Under the new proposal, the retirees would have to foot those costs. Another proposal also would allow those who could retire in the next 10 years to keep the premium-free care, but those hired after 2019 would have to pay.
Simons said that the pension plan for Yale police officers does not provide the kind of cost-of-living increases that police officers in New Haven and other police departments around the state receive. He likened the change, without any kind of additional compensation, to stealing from a group of people who risk their lives daily to protect the Yale community, especially its most precious resource, its students.
At best, the union would like to see the health care benefits remain status quo. But Simons said baring that, the union wants the university to provide “pension enhancements” to offset the costs that retirees would incur if they have to start paying premiums and other fees.
And he said if the university wants to fight over this issue, the union is prepared to engage in job actions including a strike.
“We’re private; we can strike,” Simons said. “We met several times over the last few months. We met on Tuesday and couldn’t come to an agreement. We have a meeting on Friday. We’re still talking.”
In the 27 months, the union has taken job actions including picketing. (Read about that here and here.) But it has yet to take more extreme steps such as a sick out, also known as the “Blue Flu,” or a full-on work stoppage.
Simons said the union doesn’t want it to come to that because the members of the department take pride in keeping the campus and its students safe. But fighting the elimination of a benefit that members will need the most when they retire because of the danger associated with their job would be worth it.
It’s also a sore point for union members that Yale, which now has an endowment of $29.1 billion, would even think of eliminating such benefits, let alone doing it without compensating union members for agreeing to give them up.
Simons noted that the endowment doesn’t pay for the university’s police department, but given the robust way that the university continues to develop, he’s certain it’s not hurting for the cash as much as union members would be in the long run.
“We’ve met for 27 months, in more than 65 sessions,” he said. “Yale has negotiated faithfully on noneconomic stuff.
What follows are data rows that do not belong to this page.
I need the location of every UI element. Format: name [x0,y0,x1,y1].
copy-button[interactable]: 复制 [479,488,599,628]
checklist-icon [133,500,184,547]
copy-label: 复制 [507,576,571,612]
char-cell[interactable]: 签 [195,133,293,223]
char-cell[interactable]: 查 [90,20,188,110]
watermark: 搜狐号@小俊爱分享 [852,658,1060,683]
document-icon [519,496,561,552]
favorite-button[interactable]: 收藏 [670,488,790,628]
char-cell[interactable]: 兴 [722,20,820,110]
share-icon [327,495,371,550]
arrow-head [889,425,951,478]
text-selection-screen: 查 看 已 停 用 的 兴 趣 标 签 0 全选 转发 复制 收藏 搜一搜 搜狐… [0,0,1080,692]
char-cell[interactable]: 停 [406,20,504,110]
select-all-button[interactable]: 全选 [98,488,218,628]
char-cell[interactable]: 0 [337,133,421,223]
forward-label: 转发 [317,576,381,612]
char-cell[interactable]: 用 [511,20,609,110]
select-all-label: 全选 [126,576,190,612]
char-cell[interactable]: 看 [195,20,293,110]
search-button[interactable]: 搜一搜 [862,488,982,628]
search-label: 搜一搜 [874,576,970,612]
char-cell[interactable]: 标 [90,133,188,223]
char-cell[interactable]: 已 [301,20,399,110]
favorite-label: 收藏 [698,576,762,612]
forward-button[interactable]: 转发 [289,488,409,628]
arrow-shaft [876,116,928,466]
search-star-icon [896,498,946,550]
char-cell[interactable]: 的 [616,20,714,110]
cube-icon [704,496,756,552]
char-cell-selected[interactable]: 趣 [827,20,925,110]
They’ve been pretty good with that even though it’s taken us a long time to do that.”
Yale spokesman Thomas Conroy said in an email that the university remains hopeful that things can continue to be worked out “amicably at the bargaining table.”
“The University and the union have resolved numerous issues, including all operational and many economic issues,” Conroy said. “The parties are currently working to resolve a handful of unresolved economic issues.”
Conroy noted that all authorized officer positions at Yale are filled, a testament to how attractive the positions are.
“We are justifiably proud of the outstanding group of officers on the Yale force,” he added. “They work effectively with our students and the other members of our campus community. We were able to attract and retain them due to the superior pay and benefits we provide, including comprehensive health care benefits that are highly subsidized by Yale, and the exceptional resources that support the department and its personnel.
“The officers are working under the good contract that they have agreed to extend during negotiations, and the next contract will also be highly competitive with any other police union contract in the state,” Conroy said further. “Because they work at Yale, the officers are also eligible for benefits including the Yale Homebuyer Program, which offers generous incentives to Yale employees who buy a home in the city, and the generous college scholarships that Yale gives to employees’ children.”
Simons said all the union is asking is that Yale treats its members fairly and compensates them for “what they want to take away from us.”
“The priority is to keep them safe,” he said. “Our officers go out every day and risk their lives for everybody.”